Artist Interview: Tom Mckinley
Bay Area-based artist Tom McKinley’s works are like love letters to all things mid-century modern. Minimal, clean-lined houses with windows for walls are perched atop hills (one gets the feeling they’re in Los Angeles), with pools and palm trees in their perfectly manicured courtyards. It’s dusk or twilight. You’re able to peer in, voyeuristically, to the homes lit from within where you can see iconic art and instantly recognizable furniture. No humans are present. We caught up with McKinley recently when he stopped by our San Francisco office. Read on to find out about his process, his unlikely dream home and why dusk offers the most compelling lighting.
What is your process like? Are the structures and scenes you paint real or imagined? Do you start from a photo?
It’s always an amalgam of fabrication and some photo references. Sometimes I use the bones of a photo but change elements and usually change a lot of the landscape. Dusk offers a lot of wiggle room because so much is in silhouette.
What draws you to painting architecture?
My elementary school was in the middle of a new neighborhood where many of the houses being built were high quality mid-century with the corresponding furniture added at move in. Several years of observing this at a young age influenced my interest in domestic architecture. Much more interesting than what was going on on the blackboard. I wanted to do nothing more than to become an architect. Obviously that didn’t end up happening so I transferred it all to painting.
These clean-lined geometric houses are what many would consider their ideal house. Are they your dream houses?

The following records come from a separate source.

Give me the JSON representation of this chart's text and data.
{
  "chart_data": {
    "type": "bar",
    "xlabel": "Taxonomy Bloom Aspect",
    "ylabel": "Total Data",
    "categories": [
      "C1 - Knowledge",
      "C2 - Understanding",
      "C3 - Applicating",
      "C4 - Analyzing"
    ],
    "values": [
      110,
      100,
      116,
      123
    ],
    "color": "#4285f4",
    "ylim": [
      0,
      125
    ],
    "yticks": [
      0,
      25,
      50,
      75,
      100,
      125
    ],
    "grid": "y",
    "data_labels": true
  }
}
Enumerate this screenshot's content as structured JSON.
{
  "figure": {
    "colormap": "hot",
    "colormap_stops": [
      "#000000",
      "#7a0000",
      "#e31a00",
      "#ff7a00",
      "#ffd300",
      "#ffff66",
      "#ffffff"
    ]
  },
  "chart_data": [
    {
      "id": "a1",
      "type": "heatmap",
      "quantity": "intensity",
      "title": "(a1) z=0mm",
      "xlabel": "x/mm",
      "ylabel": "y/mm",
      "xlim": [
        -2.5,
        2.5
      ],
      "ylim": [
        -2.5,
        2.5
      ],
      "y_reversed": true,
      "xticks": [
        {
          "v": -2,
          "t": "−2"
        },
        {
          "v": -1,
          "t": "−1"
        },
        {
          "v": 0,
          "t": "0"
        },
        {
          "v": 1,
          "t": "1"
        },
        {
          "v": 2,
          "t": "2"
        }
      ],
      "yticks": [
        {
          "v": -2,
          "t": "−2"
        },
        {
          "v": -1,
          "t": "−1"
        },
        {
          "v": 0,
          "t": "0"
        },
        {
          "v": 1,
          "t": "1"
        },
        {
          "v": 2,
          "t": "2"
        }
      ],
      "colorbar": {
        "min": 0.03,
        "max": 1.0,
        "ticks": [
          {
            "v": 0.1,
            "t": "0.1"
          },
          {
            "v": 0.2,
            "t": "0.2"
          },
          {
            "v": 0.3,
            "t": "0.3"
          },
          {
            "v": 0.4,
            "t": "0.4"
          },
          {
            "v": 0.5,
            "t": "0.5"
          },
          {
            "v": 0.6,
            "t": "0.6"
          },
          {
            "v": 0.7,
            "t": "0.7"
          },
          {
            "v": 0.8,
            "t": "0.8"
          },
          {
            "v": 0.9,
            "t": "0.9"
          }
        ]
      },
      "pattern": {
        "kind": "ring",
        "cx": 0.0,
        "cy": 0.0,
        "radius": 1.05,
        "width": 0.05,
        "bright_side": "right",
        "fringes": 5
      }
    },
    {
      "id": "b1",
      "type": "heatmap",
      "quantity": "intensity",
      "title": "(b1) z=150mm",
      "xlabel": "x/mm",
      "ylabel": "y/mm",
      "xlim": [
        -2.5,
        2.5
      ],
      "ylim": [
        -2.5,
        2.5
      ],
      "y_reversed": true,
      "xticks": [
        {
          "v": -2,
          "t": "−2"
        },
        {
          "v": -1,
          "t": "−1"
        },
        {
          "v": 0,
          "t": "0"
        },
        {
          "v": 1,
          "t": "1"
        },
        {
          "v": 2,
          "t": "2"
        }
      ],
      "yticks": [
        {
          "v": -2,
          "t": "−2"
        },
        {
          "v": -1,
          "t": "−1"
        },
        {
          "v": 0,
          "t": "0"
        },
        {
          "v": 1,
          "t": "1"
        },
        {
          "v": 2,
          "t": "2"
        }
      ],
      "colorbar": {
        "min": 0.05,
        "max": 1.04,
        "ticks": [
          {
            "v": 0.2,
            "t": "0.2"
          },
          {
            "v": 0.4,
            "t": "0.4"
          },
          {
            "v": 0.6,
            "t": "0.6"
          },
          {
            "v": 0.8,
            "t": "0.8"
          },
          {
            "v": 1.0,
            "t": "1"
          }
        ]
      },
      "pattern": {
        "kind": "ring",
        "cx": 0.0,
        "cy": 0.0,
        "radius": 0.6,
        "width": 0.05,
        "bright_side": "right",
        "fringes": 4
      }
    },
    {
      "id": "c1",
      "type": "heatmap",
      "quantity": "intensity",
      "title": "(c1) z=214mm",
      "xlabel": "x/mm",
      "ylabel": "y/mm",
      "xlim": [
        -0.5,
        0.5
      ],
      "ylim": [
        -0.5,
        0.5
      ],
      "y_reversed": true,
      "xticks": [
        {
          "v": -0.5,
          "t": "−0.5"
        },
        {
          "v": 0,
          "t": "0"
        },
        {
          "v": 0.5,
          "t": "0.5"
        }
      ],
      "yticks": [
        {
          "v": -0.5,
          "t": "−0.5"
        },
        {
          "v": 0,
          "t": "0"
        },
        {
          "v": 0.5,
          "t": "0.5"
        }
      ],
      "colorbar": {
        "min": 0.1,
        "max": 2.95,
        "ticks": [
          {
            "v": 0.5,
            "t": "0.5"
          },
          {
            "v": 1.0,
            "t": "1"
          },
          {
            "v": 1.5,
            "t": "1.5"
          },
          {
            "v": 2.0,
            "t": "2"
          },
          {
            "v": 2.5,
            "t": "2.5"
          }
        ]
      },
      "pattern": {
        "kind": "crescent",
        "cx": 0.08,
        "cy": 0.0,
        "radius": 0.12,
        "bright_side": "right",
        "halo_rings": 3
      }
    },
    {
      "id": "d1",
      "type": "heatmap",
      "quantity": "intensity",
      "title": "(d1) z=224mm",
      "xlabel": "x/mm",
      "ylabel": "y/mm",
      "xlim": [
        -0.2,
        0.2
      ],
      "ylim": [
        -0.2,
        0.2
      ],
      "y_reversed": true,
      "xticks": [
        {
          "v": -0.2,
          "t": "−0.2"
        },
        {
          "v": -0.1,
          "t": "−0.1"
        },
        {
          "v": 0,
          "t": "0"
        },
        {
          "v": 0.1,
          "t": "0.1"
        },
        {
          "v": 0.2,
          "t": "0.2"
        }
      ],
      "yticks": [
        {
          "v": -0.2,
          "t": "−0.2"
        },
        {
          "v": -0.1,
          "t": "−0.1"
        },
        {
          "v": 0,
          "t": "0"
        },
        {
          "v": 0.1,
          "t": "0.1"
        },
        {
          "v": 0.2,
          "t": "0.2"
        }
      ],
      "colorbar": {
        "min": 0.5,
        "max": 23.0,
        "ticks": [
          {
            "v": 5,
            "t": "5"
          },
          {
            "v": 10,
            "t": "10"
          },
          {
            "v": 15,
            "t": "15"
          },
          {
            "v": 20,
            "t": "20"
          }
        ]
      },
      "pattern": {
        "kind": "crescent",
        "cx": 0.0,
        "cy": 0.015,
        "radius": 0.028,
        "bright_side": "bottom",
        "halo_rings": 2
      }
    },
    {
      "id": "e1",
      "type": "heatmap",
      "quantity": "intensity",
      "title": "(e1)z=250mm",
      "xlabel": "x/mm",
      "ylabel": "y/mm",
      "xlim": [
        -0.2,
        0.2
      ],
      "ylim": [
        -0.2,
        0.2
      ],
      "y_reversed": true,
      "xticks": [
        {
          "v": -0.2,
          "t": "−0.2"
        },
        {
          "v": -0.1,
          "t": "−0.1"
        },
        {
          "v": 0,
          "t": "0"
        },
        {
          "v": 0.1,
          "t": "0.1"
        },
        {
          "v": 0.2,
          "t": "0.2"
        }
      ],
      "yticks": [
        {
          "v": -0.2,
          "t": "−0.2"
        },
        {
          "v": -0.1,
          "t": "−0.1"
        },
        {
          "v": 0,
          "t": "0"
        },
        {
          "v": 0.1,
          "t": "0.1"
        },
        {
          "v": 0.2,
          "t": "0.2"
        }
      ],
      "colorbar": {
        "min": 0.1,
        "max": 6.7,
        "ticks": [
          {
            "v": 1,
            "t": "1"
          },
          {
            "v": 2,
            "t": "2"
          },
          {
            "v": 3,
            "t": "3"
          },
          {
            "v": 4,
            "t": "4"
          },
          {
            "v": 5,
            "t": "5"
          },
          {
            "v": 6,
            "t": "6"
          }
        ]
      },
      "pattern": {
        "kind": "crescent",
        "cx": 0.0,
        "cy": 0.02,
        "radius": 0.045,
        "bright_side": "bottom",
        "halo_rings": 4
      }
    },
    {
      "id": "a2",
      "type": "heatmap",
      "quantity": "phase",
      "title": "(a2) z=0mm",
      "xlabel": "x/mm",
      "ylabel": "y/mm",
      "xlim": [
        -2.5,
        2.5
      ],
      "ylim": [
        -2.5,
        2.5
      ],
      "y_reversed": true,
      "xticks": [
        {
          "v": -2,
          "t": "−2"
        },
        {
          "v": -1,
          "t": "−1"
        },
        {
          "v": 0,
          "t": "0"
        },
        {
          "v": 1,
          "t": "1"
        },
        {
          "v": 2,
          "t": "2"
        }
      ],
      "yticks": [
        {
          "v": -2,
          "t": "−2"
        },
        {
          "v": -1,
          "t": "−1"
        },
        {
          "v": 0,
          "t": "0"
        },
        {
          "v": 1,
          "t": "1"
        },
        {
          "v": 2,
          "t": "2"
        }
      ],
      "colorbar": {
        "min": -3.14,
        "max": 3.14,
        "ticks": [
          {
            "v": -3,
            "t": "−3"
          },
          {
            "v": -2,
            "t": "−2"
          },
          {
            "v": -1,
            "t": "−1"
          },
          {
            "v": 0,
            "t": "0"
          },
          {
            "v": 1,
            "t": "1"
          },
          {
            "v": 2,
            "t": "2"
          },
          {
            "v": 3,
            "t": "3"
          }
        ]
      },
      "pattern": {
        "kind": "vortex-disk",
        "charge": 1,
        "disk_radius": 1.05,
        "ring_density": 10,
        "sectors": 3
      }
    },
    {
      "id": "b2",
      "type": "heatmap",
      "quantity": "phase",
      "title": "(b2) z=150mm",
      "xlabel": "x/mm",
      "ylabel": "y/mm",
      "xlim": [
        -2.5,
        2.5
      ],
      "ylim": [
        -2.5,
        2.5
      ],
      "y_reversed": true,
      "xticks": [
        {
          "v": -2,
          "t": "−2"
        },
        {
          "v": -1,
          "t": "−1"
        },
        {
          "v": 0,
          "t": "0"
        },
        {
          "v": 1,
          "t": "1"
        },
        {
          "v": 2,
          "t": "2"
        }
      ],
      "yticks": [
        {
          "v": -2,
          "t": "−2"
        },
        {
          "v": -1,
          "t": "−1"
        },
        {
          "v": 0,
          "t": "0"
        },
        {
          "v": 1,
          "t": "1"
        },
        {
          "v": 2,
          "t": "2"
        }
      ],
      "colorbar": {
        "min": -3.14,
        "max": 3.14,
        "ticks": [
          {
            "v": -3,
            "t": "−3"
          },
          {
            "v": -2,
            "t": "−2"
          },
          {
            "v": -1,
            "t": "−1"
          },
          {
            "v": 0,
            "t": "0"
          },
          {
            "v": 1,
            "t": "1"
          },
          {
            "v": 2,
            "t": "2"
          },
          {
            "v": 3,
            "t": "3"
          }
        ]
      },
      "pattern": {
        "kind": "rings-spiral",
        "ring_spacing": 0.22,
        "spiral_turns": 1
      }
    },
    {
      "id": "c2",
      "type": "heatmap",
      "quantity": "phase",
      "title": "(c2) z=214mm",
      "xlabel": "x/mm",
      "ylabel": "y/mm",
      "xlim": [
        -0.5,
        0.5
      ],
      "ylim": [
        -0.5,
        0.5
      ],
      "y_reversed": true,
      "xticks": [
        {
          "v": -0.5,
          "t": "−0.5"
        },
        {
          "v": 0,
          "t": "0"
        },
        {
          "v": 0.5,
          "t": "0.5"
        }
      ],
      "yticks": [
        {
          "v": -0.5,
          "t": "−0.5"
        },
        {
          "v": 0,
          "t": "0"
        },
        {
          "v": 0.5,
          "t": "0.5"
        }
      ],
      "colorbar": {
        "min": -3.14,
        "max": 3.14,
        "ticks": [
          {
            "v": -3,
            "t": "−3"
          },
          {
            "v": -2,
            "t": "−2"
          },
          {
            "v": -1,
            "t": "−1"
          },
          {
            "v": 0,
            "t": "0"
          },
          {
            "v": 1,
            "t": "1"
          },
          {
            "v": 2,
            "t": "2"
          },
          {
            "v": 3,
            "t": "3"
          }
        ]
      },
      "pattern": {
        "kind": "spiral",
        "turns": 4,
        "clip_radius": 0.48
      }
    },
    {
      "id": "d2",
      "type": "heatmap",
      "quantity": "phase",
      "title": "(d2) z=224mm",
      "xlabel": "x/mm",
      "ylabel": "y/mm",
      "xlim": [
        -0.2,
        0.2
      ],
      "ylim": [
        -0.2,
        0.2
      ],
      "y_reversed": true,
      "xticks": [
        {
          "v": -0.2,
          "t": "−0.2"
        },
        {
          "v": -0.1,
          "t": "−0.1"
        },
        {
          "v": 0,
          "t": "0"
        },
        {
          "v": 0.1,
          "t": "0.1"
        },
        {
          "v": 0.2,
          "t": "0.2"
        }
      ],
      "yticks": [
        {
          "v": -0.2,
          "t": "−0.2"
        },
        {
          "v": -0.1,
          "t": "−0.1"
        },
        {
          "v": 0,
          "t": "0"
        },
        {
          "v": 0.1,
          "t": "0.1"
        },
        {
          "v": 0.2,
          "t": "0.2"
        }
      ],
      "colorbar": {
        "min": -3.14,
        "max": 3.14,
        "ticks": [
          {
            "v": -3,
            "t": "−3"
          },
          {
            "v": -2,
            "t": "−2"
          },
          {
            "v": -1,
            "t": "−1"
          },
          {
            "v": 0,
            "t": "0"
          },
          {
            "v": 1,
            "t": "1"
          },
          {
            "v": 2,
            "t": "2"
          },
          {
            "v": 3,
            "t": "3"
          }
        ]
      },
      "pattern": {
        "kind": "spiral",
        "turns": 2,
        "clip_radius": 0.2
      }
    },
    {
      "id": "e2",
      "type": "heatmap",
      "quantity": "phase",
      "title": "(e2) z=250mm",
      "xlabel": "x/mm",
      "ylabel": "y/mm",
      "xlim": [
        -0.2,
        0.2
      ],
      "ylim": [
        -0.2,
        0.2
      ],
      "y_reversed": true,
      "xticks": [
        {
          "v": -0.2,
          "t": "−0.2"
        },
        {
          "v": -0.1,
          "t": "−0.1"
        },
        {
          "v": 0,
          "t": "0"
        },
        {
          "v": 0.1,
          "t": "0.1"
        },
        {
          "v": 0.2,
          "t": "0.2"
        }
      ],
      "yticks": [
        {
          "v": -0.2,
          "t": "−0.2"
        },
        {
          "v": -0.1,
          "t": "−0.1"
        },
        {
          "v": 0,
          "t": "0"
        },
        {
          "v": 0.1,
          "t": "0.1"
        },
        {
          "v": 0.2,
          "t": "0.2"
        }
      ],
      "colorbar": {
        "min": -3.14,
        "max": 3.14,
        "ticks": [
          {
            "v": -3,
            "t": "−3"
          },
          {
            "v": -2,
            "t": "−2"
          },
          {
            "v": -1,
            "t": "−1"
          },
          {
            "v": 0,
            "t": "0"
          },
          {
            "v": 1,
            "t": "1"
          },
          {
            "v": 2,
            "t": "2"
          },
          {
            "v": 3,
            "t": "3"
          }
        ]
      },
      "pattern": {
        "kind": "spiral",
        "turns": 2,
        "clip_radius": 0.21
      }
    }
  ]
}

Not exactly. My dream house would be rural, very minimal, have a fair amount of wood in the interior and be able to be sprayed down with a garden hose. Probably no art. The older I get the fewer objects I desire.
It’s almost as if you are not only painting, you are also interior designing. There are so many icons of art and design painted within your pieces — paintings by Ed Ruscha, Warhol and Ellsworth Kelly, Barcelona chairs, Arne Jacobsen chairs, Calder mobiles, Knoll couches. What compels you to include these and how do you choose the iconic artworks and recognizable designs you showcase in your paintings?
I have always been interested in interiors but like architects, I like rooms empty. Non-architects like furniture and art – so like staging a house to sell, I furnish the houses with popular furniture and select primarily blue chip art because it’s the most desirable and coveted.
The scenes in your work are often set at dusk or twilight. What makes you keep coming back to this lighting?
It’s the most seductive time of day for several reasons. Post-sunset offers me the opportunity to use artificial lighting that can be very dramatic. Daylight reveals everything and there is little mystery unless there are very deep shadows. Before the advent of gas and then electricity, sunset was when the world became dangerous for humans throughout our history. We still have a subconscious memory of this and so dusk is a poignant time for us. It’s also when most people begin to unwind and relax in the modern era. On that note I’ve started to do paintings that are day lit. I’ve tired of the dusk palette but I’m sure I’ll return some day. I am always attracted to images of that time of day.